14:53 | Asier Bengoa y Saioa Sánchez son miembros activos de la organziación terrorista ETA
París (Agencias) .- Dos presuntos etarras fueron detenidos hoy cerca de Toulouse (sur de Francia) y, a través de pruebas y análisis, la Policía intenta aclarar lo antes posible si están vinculados con el atentado mortal contra dos guardias civiles españoles el pasado día 1 en Capbreton (suroeste).
El amplio dispositivo montado por las autoridades francesas en gran parte del sur del país a raíz del intento de robo de un coche el pasado lunes cerca de Périgueux dio a mediodía de hoy sus frutos con la detención de un hombre y una mujer, identificados desde España inicialmente como Asier Bengoa y Amaya Alonso.

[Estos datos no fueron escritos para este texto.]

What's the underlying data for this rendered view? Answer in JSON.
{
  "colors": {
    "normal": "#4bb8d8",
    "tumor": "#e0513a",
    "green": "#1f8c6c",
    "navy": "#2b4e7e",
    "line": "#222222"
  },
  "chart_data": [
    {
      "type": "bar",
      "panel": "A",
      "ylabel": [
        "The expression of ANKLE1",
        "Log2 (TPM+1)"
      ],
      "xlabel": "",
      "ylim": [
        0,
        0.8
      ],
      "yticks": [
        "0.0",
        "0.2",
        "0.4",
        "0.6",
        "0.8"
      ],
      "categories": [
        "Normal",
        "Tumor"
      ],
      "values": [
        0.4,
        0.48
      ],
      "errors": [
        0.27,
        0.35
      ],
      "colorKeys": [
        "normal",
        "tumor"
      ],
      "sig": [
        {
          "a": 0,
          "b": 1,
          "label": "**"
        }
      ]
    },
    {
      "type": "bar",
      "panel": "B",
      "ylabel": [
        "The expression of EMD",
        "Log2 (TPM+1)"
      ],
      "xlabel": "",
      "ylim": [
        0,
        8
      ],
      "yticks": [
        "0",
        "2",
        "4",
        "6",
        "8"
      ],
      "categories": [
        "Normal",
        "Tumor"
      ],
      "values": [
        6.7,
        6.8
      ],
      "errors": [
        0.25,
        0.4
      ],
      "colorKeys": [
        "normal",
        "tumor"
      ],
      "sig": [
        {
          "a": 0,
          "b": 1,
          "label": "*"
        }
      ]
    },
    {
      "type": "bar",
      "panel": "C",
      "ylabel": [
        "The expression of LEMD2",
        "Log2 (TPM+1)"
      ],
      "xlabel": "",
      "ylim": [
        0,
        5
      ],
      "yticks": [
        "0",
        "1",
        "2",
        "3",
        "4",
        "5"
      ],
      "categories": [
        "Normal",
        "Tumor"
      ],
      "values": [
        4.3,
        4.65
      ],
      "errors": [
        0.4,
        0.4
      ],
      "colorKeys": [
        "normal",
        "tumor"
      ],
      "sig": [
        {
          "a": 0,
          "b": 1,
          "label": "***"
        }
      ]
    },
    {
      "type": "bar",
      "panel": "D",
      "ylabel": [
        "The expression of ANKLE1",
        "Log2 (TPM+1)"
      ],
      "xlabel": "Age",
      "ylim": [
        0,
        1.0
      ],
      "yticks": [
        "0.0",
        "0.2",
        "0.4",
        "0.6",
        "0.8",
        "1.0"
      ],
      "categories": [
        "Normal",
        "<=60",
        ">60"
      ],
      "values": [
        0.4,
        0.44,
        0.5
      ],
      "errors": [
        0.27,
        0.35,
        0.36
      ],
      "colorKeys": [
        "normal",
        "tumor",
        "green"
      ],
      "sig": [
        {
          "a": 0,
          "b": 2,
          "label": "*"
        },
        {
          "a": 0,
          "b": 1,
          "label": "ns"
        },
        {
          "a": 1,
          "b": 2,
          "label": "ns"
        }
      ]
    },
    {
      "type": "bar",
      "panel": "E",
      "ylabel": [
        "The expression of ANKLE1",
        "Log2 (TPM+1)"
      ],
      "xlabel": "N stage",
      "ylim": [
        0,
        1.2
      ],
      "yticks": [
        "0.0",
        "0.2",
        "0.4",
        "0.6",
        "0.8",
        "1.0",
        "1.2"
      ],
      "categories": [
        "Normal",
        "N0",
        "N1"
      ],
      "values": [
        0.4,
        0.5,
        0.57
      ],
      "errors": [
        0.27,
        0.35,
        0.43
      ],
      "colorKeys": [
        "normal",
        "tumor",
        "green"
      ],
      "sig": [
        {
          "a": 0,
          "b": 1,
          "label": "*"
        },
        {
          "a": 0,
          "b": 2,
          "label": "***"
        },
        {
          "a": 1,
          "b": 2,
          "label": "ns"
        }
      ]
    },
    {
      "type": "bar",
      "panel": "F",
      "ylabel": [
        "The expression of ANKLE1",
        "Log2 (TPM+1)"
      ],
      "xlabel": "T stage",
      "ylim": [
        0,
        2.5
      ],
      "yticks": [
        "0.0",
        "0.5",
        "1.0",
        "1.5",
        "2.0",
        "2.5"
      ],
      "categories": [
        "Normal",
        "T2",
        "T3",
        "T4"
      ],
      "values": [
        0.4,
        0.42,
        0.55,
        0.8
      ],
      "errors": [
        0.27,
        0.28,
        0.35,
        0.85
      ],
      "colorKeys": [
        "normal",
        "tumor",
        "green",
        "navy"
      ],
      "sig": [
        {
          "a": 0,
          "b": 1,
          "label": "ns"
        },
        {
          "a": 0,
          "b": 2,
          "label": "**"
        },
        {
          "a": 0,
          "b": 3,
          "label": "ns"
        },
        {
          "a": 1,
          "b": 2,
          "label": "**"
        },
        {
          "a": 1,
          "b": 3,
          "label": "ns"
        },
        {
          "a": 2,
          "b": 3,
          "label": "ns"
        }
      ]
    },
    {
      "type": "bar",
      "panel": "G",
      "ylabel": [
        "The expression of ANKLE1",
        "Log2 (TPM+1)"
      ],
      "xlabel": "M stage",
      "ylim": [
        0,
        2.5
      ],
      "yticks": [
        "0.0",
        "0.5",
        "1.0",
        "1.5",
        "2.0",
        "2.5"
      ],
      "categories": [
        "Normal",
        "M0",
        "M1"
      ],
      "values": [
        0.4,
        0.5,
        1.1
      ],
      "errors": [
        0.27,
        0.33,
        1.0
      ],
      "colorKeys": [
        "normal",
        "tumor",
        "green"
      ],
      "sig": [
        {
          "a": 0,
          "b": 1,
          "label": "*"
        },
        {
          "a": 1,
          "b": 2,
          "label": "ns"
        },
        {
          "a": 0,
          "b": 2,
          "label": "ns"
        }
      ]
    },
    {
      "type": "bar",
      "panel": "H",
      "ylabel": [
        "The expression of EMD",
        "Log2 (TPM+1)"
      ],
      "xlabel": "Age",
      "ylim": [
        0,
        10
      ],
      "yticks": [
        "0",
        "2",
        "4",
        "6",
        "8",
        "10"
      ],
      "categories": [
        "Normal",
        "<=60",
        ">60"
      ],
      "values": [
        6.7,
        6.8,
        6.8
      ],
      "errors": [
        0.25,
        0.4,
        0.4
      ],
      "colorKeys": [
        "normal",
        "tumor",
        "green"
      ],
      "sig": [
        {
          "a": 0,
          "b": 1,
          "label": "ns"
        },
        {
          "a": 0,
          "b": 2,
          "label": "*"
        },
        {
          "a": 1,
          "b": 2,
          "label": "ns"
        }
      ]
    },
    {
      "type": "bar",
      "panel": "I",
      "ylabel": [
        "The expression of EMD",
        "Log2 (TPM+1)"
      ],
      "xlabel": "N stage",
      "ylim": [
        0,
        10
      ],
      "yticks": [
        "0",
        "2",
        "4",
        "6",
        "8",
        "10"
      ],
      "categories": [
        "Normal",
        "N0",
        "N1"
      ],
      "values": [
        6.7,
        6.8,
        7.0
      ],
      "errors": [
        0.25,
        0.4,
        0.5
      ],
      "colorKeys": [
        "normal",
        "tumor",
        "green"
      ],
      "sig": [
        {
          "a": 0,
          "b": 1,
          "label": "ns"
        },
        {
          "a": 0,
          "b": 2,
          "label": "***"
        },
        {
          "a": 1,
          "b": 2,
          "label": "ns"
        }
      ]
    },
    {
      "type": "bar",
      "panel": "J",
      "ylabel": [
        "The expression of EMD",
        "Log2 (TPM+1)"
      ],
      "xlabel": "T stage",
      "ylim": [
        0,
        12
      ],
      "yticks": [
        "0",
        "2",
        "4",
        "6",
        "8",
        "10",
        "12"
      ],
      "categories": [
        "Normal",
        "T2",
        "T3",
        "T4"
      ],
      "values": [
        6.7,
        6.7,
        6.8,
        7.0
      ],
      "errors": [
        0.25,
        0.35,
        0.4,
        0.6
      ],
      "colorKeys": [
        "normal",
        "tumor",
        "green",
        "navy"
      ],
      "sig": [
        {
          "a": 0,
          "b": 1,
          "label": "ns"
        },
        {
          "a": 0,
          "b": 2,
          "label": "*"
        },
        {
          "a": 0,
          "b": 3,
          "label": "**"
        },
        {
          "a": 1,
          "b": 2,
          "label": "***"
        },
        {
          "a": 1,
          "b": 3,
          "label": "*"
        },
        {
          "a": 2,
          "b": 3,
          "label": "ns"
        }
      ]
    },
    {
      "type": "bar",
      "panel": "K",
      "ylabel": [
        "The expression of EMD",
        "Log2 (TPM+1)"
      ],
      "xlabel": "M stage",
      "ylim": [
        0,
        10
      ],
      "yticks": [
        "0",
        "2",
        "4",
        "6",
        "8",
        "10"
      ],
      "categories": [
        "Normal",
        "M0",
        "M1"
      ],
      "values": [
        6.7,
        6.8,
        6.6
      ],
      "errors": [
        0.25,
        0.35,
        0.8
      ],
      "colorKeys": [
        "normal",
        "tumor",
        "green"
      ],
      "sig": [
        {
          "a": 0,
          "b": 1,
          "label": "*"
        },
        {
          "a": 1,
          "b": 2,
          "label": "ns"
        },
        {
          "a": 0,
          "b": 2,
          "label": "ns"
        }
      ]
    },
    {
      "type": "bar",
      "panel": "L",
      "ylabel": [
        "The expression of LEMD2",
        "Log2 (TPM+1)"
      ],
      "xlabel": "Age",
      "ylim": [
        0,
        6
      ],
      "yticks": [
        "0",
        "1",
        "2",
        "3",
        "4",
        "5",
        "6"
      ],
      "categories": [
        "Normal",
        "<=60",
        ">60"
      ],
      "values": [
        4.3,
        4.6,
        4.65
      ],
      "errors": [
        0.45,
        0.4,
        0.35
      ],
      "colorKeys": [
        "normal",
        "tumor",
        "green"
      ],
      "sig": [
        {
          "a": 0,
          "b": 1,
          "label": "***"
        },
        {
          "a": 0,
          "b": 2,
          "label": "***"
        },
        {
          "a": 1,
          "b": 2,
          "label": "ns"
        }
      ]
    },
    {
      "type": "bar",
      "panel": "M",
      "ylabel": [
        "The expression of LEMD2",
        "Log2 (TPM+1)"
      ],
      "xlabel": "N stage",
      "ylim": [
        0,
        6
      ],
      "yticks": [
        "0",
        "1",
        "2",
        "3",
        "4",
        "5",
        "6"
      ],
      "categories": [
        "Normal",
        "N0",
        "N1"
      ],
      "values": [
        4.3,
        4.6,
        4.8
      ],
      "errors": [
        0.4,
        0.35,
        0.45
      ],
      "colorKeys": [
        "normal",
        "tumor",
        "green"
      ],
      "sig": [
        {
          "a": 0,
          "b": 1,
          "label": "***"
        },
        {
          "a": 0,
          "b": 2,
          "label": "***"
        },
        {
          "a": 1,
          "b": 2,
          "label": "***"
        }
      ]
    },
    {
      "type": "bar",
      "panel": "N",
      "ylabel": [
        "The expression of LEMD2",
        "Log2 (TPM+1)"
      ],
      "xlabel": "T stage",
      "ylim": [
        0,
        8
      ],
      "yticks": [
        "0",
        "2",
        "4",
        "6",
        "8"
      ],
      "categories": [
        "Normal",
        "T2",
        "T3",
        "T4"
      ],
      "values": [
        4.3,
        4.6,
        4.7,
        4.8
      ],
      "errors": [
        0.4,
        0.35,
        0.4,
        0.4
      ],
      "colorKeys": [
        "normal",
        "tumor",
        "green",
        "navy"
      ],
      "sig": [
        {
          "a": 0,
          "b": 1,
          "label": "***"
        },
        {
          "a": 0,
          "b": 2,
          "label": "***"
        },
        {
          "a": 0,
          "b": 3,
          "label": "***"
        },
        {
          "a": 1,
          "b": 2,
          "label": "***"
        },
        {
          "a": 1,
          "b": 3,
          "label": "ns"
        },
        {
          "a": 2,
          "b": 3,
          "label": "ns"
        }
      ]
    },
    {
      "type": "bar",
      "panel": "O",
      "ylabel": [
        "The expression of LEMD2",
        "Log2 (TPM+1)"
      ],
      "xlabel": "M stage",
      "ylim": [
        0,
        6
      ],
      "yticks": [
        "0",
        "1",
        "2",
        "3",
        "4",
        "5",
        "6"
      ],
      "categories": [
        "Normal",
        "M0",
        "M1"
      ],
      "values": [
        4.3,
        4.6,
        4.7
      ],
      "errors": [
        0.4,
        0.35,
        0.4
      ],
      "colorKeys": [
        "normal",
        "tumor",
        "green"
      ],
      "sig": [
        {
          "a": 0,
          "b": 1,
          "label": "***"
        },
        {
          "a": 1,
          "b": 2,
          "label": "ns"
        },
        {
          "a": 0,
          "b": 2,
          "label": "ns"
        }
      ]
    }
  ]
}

Sin embargo, tras el cotejo de las huellas dactilares para la confirmación de la identidad de ambos, se indicó que la verdadera identidad de la mujer detenida es Saioa Sánchez, miembro 'liberado' de ETA. En un principio, la etarra dijo que se llamaba Amaia Alonso y portaba documentación falsa, pero el cotejo de huellas permitió concluir que es Saioa Sánchez, presunta jefa del último comando Vizcaya de ETA.
Las prueban también determinarán la relación de ambos con el atentado mortal contra los guardias civiles Raúl Centeno, de 24 años, que falleció en el acto el sábado pasado, y Fernando Trapero, de 23, que murió hoy.
"No se excluye su implicación" en ese atentado, dijo una fuente, mientras que otra habló de "fuertes sospechas" de que ambos formaran parte del trío que tiroteó a los agentes en el aparcamiento de un centro comercial en Capbreton, a unos 25 kilómetros al norte de la localidad vascofrancesa de Bayona.
Para confirmar esa posible implicación las autoridades francesas prefieren esperar al resultado de los análisis, del registro de los objetos que llevaban encima los detenidos, así como al del coche que emplearon en su huida, un "Clio" verde que fue encontrado abandonado ayer en la zona de Les Ternes.
La detención se produjo en una parada de autobús en las cercanías de Châteauneuf-de-Randon y, aunque la pareja llevaba pistolas cargadas, no ofreció resistencia a la acción de los gendarmes.
Según las fuentes, los dos llevaban también documentos falsos que están en poder de los expertos antiterroristas, que tratan de averiguar si las armas han sido usadas en los últimos días, bien por pruebas balísticas o por los restos de pólvora que quedan en las manos cuando se dispara.